The cone 6 glaze recipes in this feature were contributed by Lou Roess and she fires them in oxidation. As with all ceramic glaze recipes, we recommend that you make small batches to test on your clay body and in your kiln. As we all know, results can vary dramatically because of several variables, including location (altitude and pressure), fuel-type and condition of the kiln, and differences in raw materials. Happy testing! —Jennifer Poellot Harnetty, editor.
Application Tips for Lou’s Cone 6 Glazes
by Lou Roess
Lou applies these glazes by either dipping or pouring. You can also brush or spray these glazes. Application thickness will affect color and surface quality. Pay attention to the thickness of your glaze (specific gravity) in the bucket. Try to keep the glaze consistent for each glazing session. Usually, most glazes should have the consistency of a medium to heavy cream. You can use a simple test of quickly dipping your hand into the stirred glaze. Examine the glaze coat as you withdraw your hand and try to maintain the same thickness each time you glaze.

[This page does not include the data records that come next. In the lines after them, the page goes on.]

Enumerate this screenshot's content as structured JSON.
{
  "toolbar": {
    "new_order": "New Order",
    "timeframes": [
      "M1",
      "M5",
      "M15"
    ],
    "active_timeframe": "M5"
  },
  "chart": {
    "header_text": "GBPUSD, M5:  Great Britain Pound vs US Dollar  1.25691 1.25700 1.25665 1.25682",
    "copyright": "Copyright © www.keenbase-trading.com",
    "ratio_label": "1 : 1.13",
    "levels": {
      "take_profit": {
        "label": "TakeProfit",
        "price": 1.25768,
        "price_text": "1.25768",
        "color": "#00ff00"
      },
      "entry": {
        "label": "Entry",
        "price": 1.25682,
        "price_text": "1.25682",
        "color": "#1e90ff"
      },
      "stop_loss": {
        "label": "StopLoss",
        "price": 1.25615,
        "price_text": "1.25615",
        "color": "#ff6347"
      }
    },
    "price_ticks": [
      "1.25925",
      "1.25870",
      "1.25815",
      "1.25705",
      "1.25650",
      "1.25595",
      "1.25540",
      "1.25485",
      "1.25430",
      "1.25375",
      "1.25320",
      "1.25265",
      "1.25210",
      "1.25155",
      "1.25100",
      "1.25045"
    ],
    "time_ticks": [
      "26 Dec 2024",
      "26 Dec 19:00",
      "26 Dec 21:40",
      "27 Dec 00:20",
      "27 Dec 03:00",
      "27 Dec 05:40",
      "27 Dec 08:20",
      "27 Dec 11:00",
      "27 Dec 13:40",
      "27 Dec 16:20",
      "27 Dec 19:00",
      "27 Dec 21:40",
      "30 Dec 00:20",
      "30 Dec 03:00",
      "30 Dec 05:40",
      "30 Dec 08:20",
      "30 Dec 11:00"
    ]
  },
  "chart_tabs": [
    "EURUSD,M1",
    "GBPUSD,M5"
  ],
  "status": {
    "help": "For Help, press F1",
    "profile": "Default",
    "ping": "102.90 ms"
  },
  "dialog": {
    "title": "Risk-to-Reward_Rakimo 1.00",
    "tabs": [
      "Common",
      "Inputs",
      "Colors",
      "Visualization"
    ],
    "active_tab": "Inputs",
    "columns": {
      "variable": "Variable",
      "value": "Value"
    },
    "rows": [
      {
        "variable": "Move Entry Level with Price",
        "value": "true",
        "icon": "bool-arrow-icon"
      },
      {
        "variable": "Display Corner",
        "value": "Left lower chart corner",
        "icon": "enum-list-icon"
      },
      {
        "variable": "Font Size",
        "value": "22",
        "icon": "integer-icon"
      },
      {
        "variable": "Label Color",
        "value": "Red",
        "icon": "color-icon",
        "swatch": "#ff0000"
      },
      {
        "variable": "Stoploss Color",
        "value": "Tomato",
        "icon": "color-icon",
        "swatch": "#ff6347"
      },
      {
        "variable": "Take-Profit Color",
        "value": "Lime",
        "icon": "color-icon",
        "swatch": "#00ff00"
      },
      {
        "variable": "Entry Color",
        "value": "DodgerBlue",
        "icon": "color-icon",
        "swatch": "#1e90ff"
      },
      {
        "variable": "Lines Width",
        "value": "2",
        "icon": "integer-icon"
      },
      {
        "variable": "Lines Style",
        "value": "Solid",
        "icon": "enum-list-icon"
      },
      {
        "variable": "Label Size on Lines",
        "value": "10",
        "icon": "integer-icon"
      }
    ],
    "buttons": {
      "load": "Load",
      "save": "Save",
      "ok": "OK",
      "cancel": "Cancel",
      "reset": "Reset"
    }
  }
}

Lou’s Cone 6 Glaze Recipes
You also can use small, bisque test tiles dipped into the glaze. When the coating of glaze begins to dry, scratch the surface with the edge of your fingernail to check the thickness of the application.
Overlap glazes on a test tile with the combinations you like to use, fire and attach to the glaze bucket. This is a simple reminder of how to apply glazes to your pottery for the results desired.